Сейчас в обыденной жизни у нормального человека больше выбора, чем у человека, связанного с культурой. Тогда было наоборот. Я начал говорить о своей жизни именно с точек выбора, потому что мне действительно приходилось делать выбор – принимать решение, после которого дальше я не сомневаюсь до какого-то момента. Выбирать приходилось довольно часто и радикально. Скажем, общаться с этим человеком или не общаться, писать так или писать так, ехать на Запад или не ехать. Я думаю, что люди моего круга были первыми, кто столкнулся с огромным количеством вариантов жизни, и кого-то это тогда уже добило. Выбирать – значит отрезать, лишаться чего-то. Мы выбирали, отрезая куски жизни, но мы продолжали жить в том же обществе, которое было лишено выбора. Для нас это оставалось внутренней реальностью, внутренним правом.
Бесспорно, это было аристократическое существование или, вернее, игра в аристократическое существование. Аристократия – это власть, деньги и духовная элита, а здесь ни первого, ни второго не было. Мы были нищие люди, это сказывалось на поведении, на отношениях. Нищета преследовала нас, в конце концов мы довели свое существование до того, что перестали ее замечать. Это эскапизм называется, а не аристократизм. Мы бежали от действительности и создавали другой мир, и, как я сейчас вижу, он оказывается более реальным, чем тот мир, в котором мы жили. Фантастический, выдуманный мир сейчас реализуется. От этого мне становится несколько страшновато. Общее направление было направлением восторженной чернухи. Сейчас, когда говорят «чернуха, порнуха», забывают, что это было восторженное открытие того, что может быть чернухой. Это было действительно открытие другой стороны существования, и в этом состоянии было освобождение, восторг. Сегодня, когда мы сталкиваемся с чернухой, мы еще и еще раз убеждаемся в одном и том же: мы говорим о том же самом, о чем говорим в жизни, мы уже не знаем, где грань между рассказом Сорокина и двором, где писают десять подростков, к которым ты боишься подойти, потому что они тебя убьют или не знаю что отрежут. Нынешнее состояние лишено восторга открытия. Это нормально, это правило, и поэтому страшно.

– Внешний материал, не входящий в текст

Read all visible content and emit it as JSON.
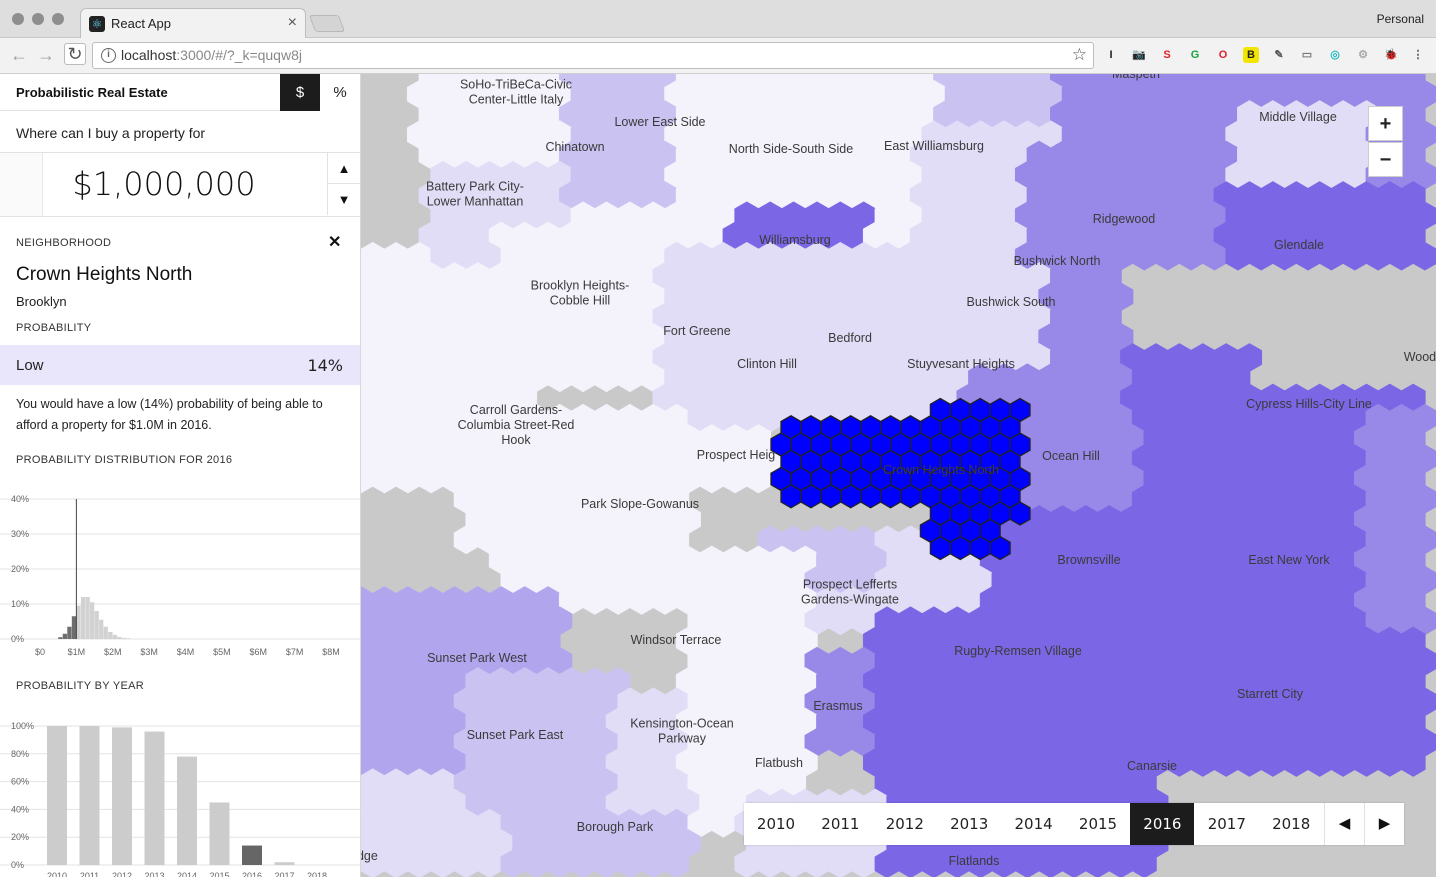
{
  "browser": {
    "tab_title": "React App",
    "tab_favicon": "react-icon",
    "profile": "Personal",
    "url_host": "localhost",
    "url_rest": ":3000/#/?_k=quqw8j",
    "extensions": [
      "I",
      "📷",
      "S",
      "G",
      "O",
      "B",
      "✎",
      "▭",
      "◎",
      "⚙",
      "🐞"
    ]
  },
  "sidebar": {
    "title": "Probabilistic Real Estate",
    "mode_dollar": "$",
    "mode_percent": "%",
    "question": "Where can I buy a property for",
    "price": "$1,000,000",
    "price_up": "▲",
    "price_down": "▼",
    "neighborhood_label": "NEIGHBORHOOD",
    "close": "✕",
    "neighborhood_name": "Crown Heights North",
    "borough": "Brooklyn",
    "probability_label": "PROBABILITY",
    "probability_level": "Low",
    "probability_value": "14%",
    "probability_text": "You would have a low (14%) probability of being able to afford a property for $1.0M in 2016.",
    "distribution_title": "PROBABILITY DISTRIBUTION FOR 2016",
    "by_year_title": "PROBABILITY BY YEAR"
  },
  "chart_data": [
    {
      "type": "bar",
      "title": "PROBABILITY DISTRIBUTION FOR 2016",
      "ytick_labels": [
        "0%",
        "10%",
        "20%",
        "30%",
        "40%"
      ],
      "yticks": [
        0,
        10,
        20,
        30,
        40
      ],
      "ylim": [
        0,
        40
      ],
      "xtick_labels": [
        "$0",
        "$1M",
        "$2M",
        "$3M",
        "$4M",
        "$5M",
        "$6M",
        "$7M",
        "$8M"
      ],
      "xlim": [
        0,
        8
      ],
      "marker_x": 1.0,
      "bin_width": 0.125,
      "bins_x": [
        0.5,
        0.625,
        0.75,
        0.875,
        1.0,
        1.125,
        1.25,
        1.375,
        1.5,
        1.625,
        1.75,
        1.875,
        2.0,
        2.125,
        2.25,
        2.375
      ],
      "values": [
        0.5,
        1.5,
        3.5,
        6.5,
        9.5,
        12,
        12,
        10.5,
        8,
        5.5,
        3.5,
        2,
        1.2,
        0.6,
        0.3,
        0.2
      ],
      "dark_before_x": 1.0,
      "colors": {
        "below": "#6e6e6e",
        "above": "#d2d2d2",
        "marker": "#444444",
        "grid": "#e3e3e3"
      },
      "grid": true
    },
    {
      "type": "bar",
      "title": "PROBABILITY BY YEAR",
      "categories": [
        "2010",
        "2011",
        "2012",
        "2013",
        "2014",
        "2015",
        "2016",
        "2017",
        "2018"
      ],
      "values": [
        100,
        100,
        99,
        96,
        78,
        45,
        14,
        2,
        0
      ],
      "ytick_labels": [
        "0%",
        "20%",
        "40%",
        "60%",
        "80%",
        "100%"
      ],
      "yticks": [
        0,
        20,
        40,
        60,
        80,
        100
      ],
      "ylim": [
        0,
        100
      ],
      "highlight_index": 6,
      "colors": {
        "bar": "#cccccc",
        "highlight": "#666666",
        "grid": "#e3e3e3"
      },
      "grid": true
    }
  ],
  "map": {
    "colors": {
      "water": "#c9c9c9",
      "very_light": "#f4f3fb",
      "light": "#e1ddf6",
      "light_mid": "#cac3f2",
      "mid": "#b1a6ee",
      "mid_dark": "#9889e8",
      "dark": "#7b67e6",
      "selected": "#0000ff"
    },
    "labels": [
      "Maspeth",
      "SoHo-TriBeCa-Civic Center-Little Italy",
      "Lower East Side",
      "Chinatown",
      "North Side-South Side",
      "East Williamsburg",
      "Middle Village",
      "Battery Park City-Lower Manhattan",
      "Williamsburg",
      "Ridgewood",
      "Glendale",
      "Bushwick North",
      "Brooklyn Heights-Cobble Hill",
      "Bushwick South",
      "Fort Greene",
      "Bedford",
      "Clinton Hill",
      "Stuyvesant Heights",
      "Woodhaven",
      "Cypress Hills-City Line",
      "Carroll Gardens-Columbia Street-Red Hook",
      "Prospect Heights",
      "Crown Heights North",
      "Ocean Hill",
      "Park Slope-Gowanus",
      "Brownsville",
      "East New York",
      "Prospect Lefferts Gardens-Wingate",
      "Windsor Terrace",
      "Sunset Park West",
      "Rugby-Remsen Village",
      "Erasmus",
      "Starrett City",
      "Kensington-Ocean Parkway",
      "Sunset Park East",
      "Flatbush",
      "Canarsie",
      "Borough Park",
      "Flatlands",
      "Bay Ridge"
    ],
    "zoom_in": "+",
    "zoom_out": "−"
  },
  "years": {
    "items": [
      "2010",
      "2011",
      "2012",
      "2013",
      "2014",
      "2015",
      "2016",
      "2017",
      "2018"
    ],
    "active": "2016",
    "prev": "◀",
    "next": "▶"
  }
}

У меня был момент резкого разочарования в начале перестройки, когда я вдруг услышал свои слова в другой артикуляции – из уст дикторов первой программы телевидения. Перемена артикуляции меня на какое-то время поразила. Мне очень не нравится то, что я писал с 1986 по 1989 год. Это была резкая реакция, брюзжание, и, самое главное, я утратил второй план, который всегда был. Я считал, что необходимо так реагировать, потому что я был так приучен в «эпоху застоя», – выживание требовало немедленной реакции, как на допросе в КГБ.
Были, конечно. Но и худого слова о них сказать не могу. Были неприятности, и обыски были, и слежка была. Я работал в одной медицинской конторе, они следили за тем, чтобы я вовремя ходил на работу. Были так называемые профилактические беседы перед каждым праздником. Это была игра, где каждый знал свое место.